Ajaran ukhuwah dalam Islam bermakna suatu ikatan persaudaraan antara dua orang atau lebih berdasarkan keimanan yang sama, kesepakatan atas pemahaman serta pembelaan kepada Islam sebagai agama yang diridai Allah SWT. Dasar ajaran ukhuwah adalah firman Allah SWT dalam surah al-Hujurat (49) ayat 10,
“Sesungguhnya orang-orang mukmin adalah bersaudara, karena itu damaikanlah antara kedua saudaramu dan bertakwalah kepada Allah supaya kamu mendapat rahmat.”
Sehubungan dengan ayat di atas, al-Qasimi (ahli tafsir kontemporer asal Mesir) menjelaskan bahwa iman menghendaki terwujudnya persaudaraan yang hakiki di antara orang beriman yang terikat oleh hubungan yang murni dan kekerabatan yang fitri.
Lebih lanjut dijelaskannya bahwa keimanan melahirkan keharusan persaudaraan yang hakiki di antara orang beriman, yaitu hubungan persaudaraan yang tidak dapat diukur dengan hubungan kasih sayang, baik secara kejiwaan maupun secara jasmani.
Ayat lain yang dapat dijadikan landasan dari ajaran ukhuwah adalah surah Ali ‘Imran (3) ayat 103,
“Dan berpegang teguhlah kamu semuanya kepada tali (agama) Allah, dan janganlah bercerai-berai, dan ingatlah akan nikmat Allah kepadamu ketika kamu dahulu (masa jahiliah) bermusuhmusuhan, maka Allah mempersatukan hatimu, lalu menjadilah kamu –karena nikmat Allah– orang-orang yang bersaudara….”
Menurut Abu Ja‘far at-Tabari (Abu Ja‘far Muhammad bin Jarir at-Tabari), sejarawan dan ahli tafsir, maksud ayat itu adalah agar kita senantiasa terikat dengan ketentuan Allah SWT dengan cara memegang teguh agama-Nya, sebagaimana yang Dia perintahkan dan janjikan dalam kitab-Nya, yaitu berupa persatuan dan kesatuan dalam kebenaran serta kepatuhan kepada ketentuan-Nya.
Selain dari Al-Qur’an, ajaran ukhuwah juga bersumber dari beberapa hadis Nabi SAW, antara lain: “Orang mukmin itu bagaikan satu jasad, atau bagaikan satu bangunan yang saling mengukuhkan” (HR. Bukhari dan Muslim) dan “Orang Islam itu satu sama lain bersaudara” (HR. Abu Dawud).
Dari ayat dan hadis di atas dapat disimpulkan bahwa tidak ada bentuk ukhuwah yang paling baik dikembangkan oleh umat Islam selain ukhuwah islamiah, karena ini adalah ikatan yang paling hakiki dan kuat, mengungguli semua jenis ikatan lainnya.
Ikatan lainnya hanyalah bersifat sarana ukhuwah, tetapi tidak dapat dijadikan dasar yang kuat bagi bangunan persaudaraan.

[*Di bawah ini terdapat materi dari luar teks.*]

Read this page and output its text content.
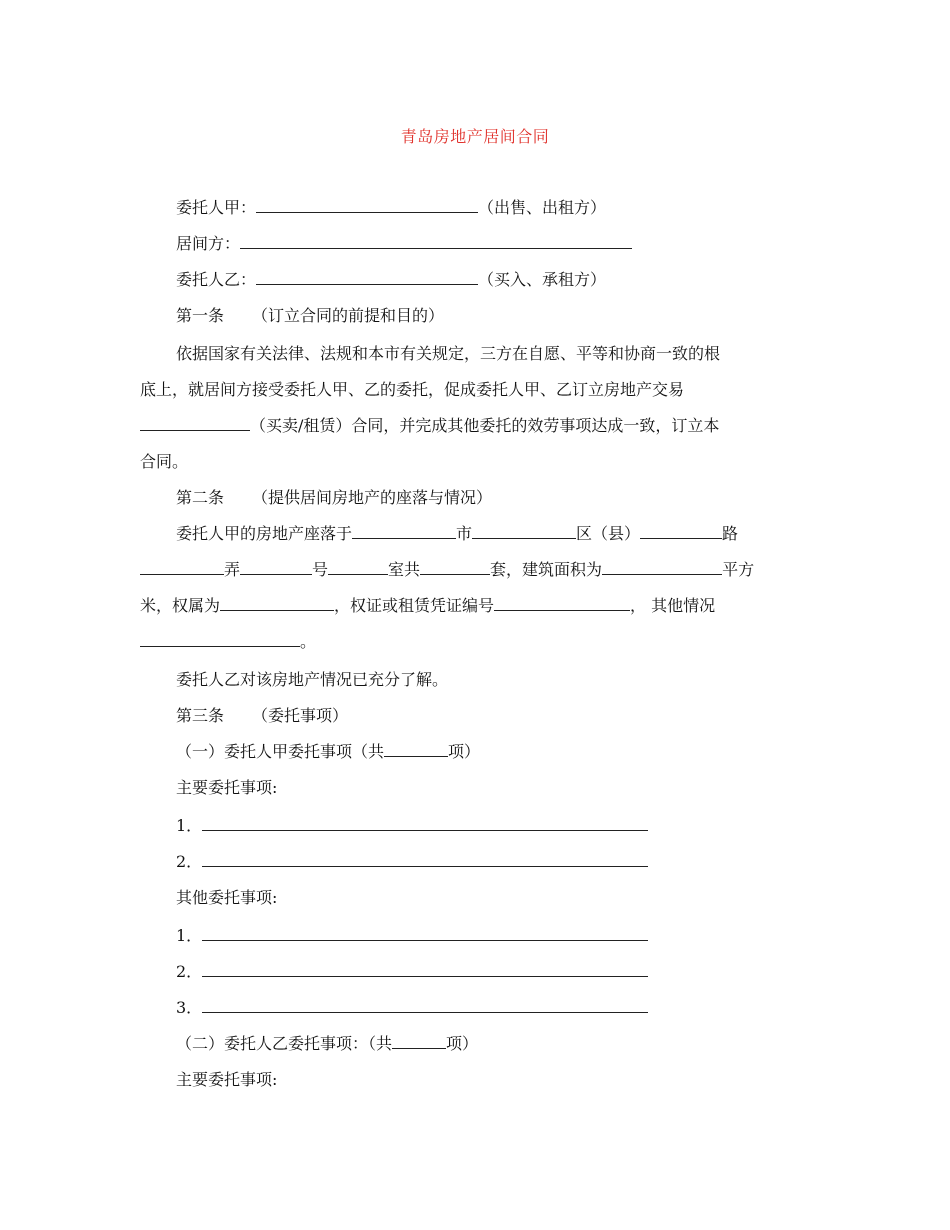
青岛房地产居间合同
委托人甲：	（出售、出租方）
居间方：
委托人乙：	（买入、承租方）
第一条 （订立合同的前提和目的）
依据国家有关法律、法规和本市有关规定，三方在自愿、平等和协商一致的根
底上，就居间方接受委托人甲、乙的委托，促成委托人甲、乙订立房地产交易
（买卖/租赁）合同，并完成其他委托的效劳事项达成一致，订立本
合同。
第二条 （提供居间房地产的座落与情况）
委托人甲的房地产座落于	市	区（县）	路
弄	号	室共	套，建筑面积为	平方
米，权属为	，权证或租赁凭证编号	， 其他情况
。
委托人乙对该房地产情况已充分了解。
第三条 （委托事项）
（一）委托人甲委托事项（共	项）
主要委托事项:
1．
2．
其他委托事项:
1．
2．
3．
（二）委托人乙委托事项：（共	项）
主要委托事项:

Perbedaan yang terdapat di antara manusia, seperti fisik, ideologi, dan sebagainya hanya dapat dijembatani dengan iman kepada Allah SWT.
Begitu seseorang menyatakan dirinya beriman, saat itu juga ia sudah terikat persaudaraan dengan orang yang seiman. Iman adalah tali pengikat yang lebih kuat dari ikatan apa pun, termasuk ikatan keturunan, kekerabatan, kesukuan, dan kebangsaan.
Hal ini tercermin dari firman Allah SWT dalam surah al-Hujurat (49) ayat 10 yang telah disebutkan sebelumnya. Ayat tersebut menunjukkan bahwa keimanan dapat mempersatukan seseorang, kelompok atau umat dalam satu ikatan persaudaraan Islam. Rasulullah SAW menegaskan hal ini dalam hadis yang berbunyi,
“Tidak sempurna iman seseorang sehingga ia mencintai saudaranya seperti ia cintai dirinya sendiri” (HR. Bukhari, Muslim, at-Tirmizi, an-Nasa’i, Ibnu Majah, ad-Darimi, dan Ahmad bin Hanbal).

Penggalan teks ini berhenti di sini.